By the outbreak of the Civil War, Philip Kearny had already established an interesting military record. Although Kearny was quite wealthy as a result of inheriting money from his grandparents, he chose to join the military and was commissioned a second lieutenant in the 1st Dragoons, his uncle’s regiment, in 1837. Shortly after joining the unit, Kearny traveled to France where he attended the French Cavalry School in Saumur, and participated in battles with the French cavalry in the Algiers in 1840.

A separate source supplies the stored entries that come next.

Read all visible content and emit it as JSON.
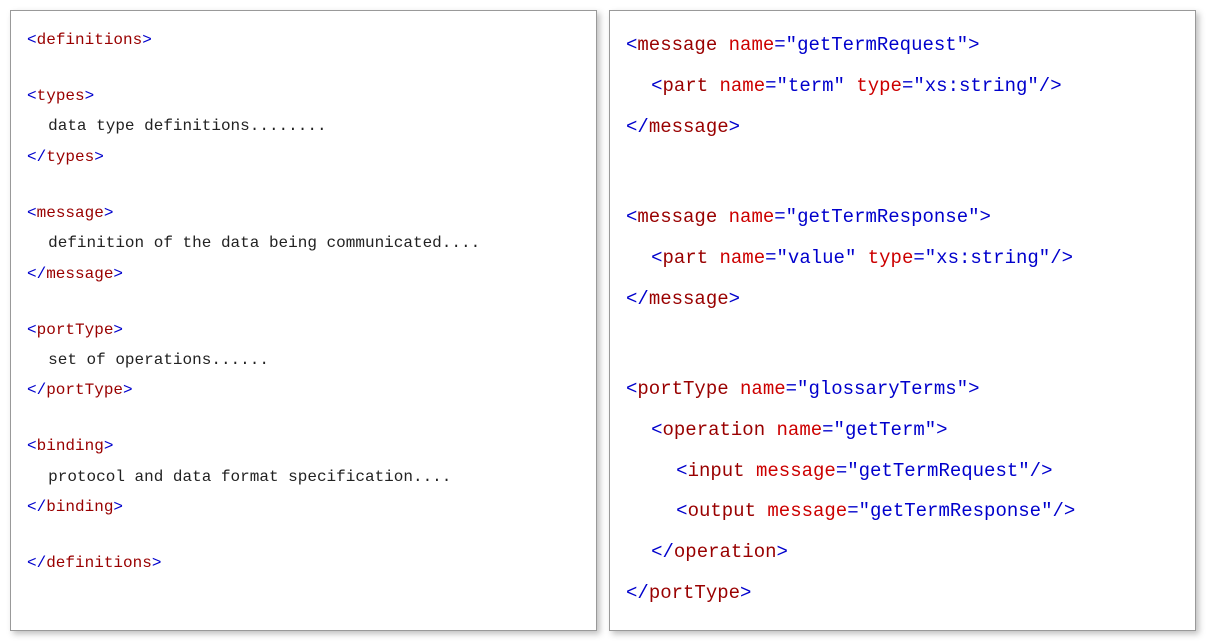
{
  "left": {
    "tags": {
      "definitions_open": "definitions",
      "definitions_close": "definitions",
      "types_open": "types",
      "types_close": "types",
      "message_open": "message",
      "message_close": "message",
      "portType_open": "portType",
      "portType_close": "portType",
      "binding_open": "binding",
      "binding_close": "binding"
    },
    "text": {
      "types_body": "data type definitions........",
      "message_body": "definition of the data being communicated....",
      "portType_body": "set of operations......",
      "binding_body": "protocol and data format specification...."
    }
  },
  "right": {
    "tags": {
      "message": "message",
      "part": "part",
      "portType": "portType",
      "operation": "operation",
      "input": "input",
      "output": "output"
    },
    "attrs": {
      "name": "name",
      "type": "type",
      "message": "message"
    },
    "values": {
      "msg1_name": "getTermRequest",
      "msg1_part_name": "term",
      "msg1_part_type": "xs:string",
      "msg2_name": "getTermResponse",
      "msg2_part_name": "value",
      "msg2_part_type": "xs:string",
      "portType_name": "glossaryTerms",
      "operation_name": "getTerm",
      "input_message": "getTermRequest",
      "output_message": "getTermResponse"
    }
  }
}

He returned to the United States, and became the aide-de-camp for Generals Alexander Macomb and Winfield Scott. He served during the Mexican-American War, first in an escort company for General Scott, but he then participated in the battles of Contreras and Churubusco. During the battle of Churubusco, Kearny received an injury to his left arm which resulted in its amputation. Nevertheless, Kearny continued to serve until after the war. After his service was completed, Kearny resigned from the United States army and moved to France. While there, he served in the Imperial Guard of Napoleon III and fought in the battles of Magenta and Solferino.
Once the American Civil War broke out, Kearny returned home and was among some of the first to be commissioned a brigadier general. Although some questioned how well he could lead with his injury, the need for experienced commanders was far more important. He was placed in charge of the First New Jersey Brigade.

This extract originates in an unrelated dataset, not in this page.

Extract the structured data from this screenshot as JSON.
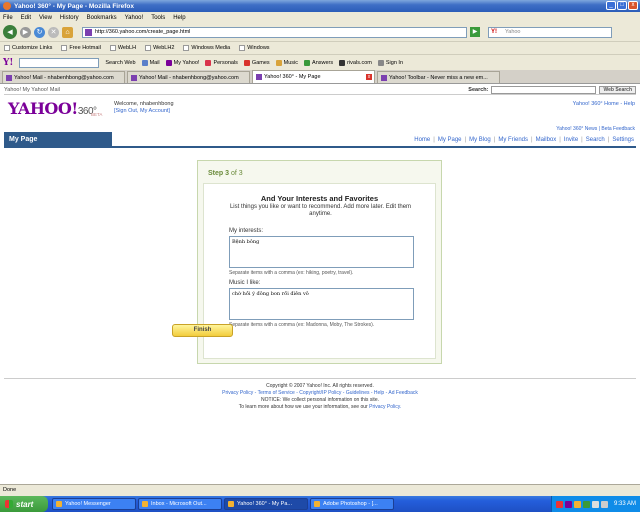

On July 4, 1862, he was promoted to major general and was put in command of a division in General Samuel P. Heintzelman’s III Corps. While in command of the corps, Kearny was credited with developing the concept of corps badges, which would go on to be adopted by the entire army. He led the division at the battles of Williamsburg, Fair Oaks, and throughout the Peninsula Campaign.

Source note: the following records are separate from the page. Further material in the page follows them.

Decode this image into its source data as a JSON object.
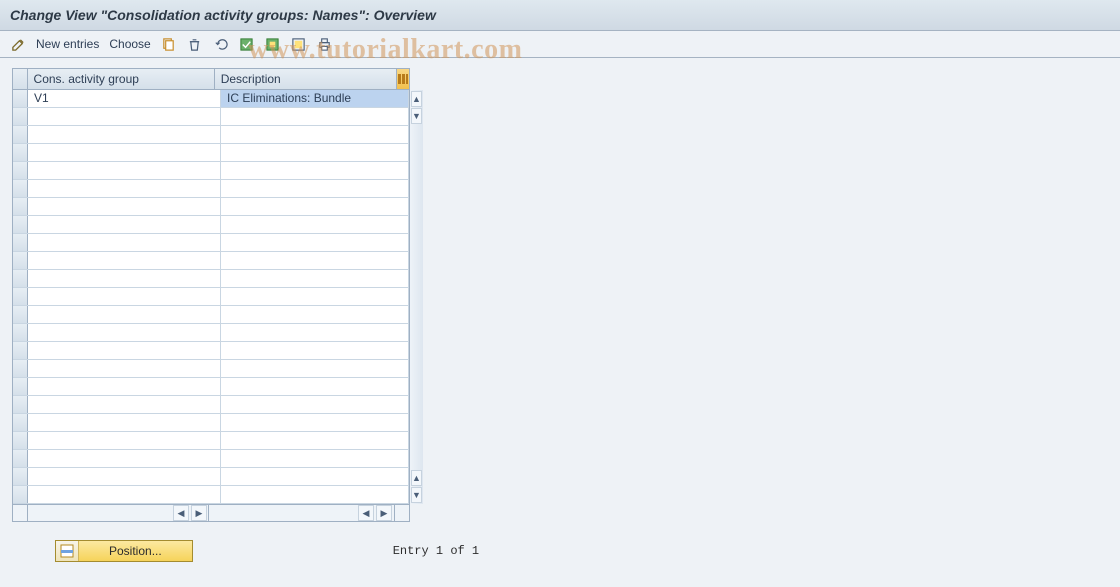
{
  "title": "Change View \"Consolidation activity groups: Names\": Overview",
  "toolbar": {
    "new_entries": "New entries",
    "choose": "Choose"
  },
  "watermark": "www.tutorialkart.com",
  "table": {
    "columns": {
      "c1": "Cons. activity group",
      "c2": "Description"
    },
    "rows": [
      {
        "c1": "V1",
        "c2": "IC Eliminations:  Bundle"
      }
    ],
    "blank_rows": 22
  },
  "footer": {
    "position": "Position...",
    "entry": "Entry 1 of 1"
  }
}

After the Union defeat at the battle of Second Manassas, Kearny led his men during the retreat and engaged Confederate forces at the battle of Chantilly. While scouting positions near his men, Kearny inadvertently rode near Confederate forces, and was killed while attempting to escape. General Robert E. Lee, who held great respect for General Kearny along with many other Confederate officers and men, forwarded his remains under a flag of truce to Union lines in order to ensure that the general received a proper burial.
Kearny was buried at Trinity Churchyard in New York near his New Jersey home, but, his remains were exhumed and re-interred at Arlington National Cemetery in 1912, where there is a statue in his honor.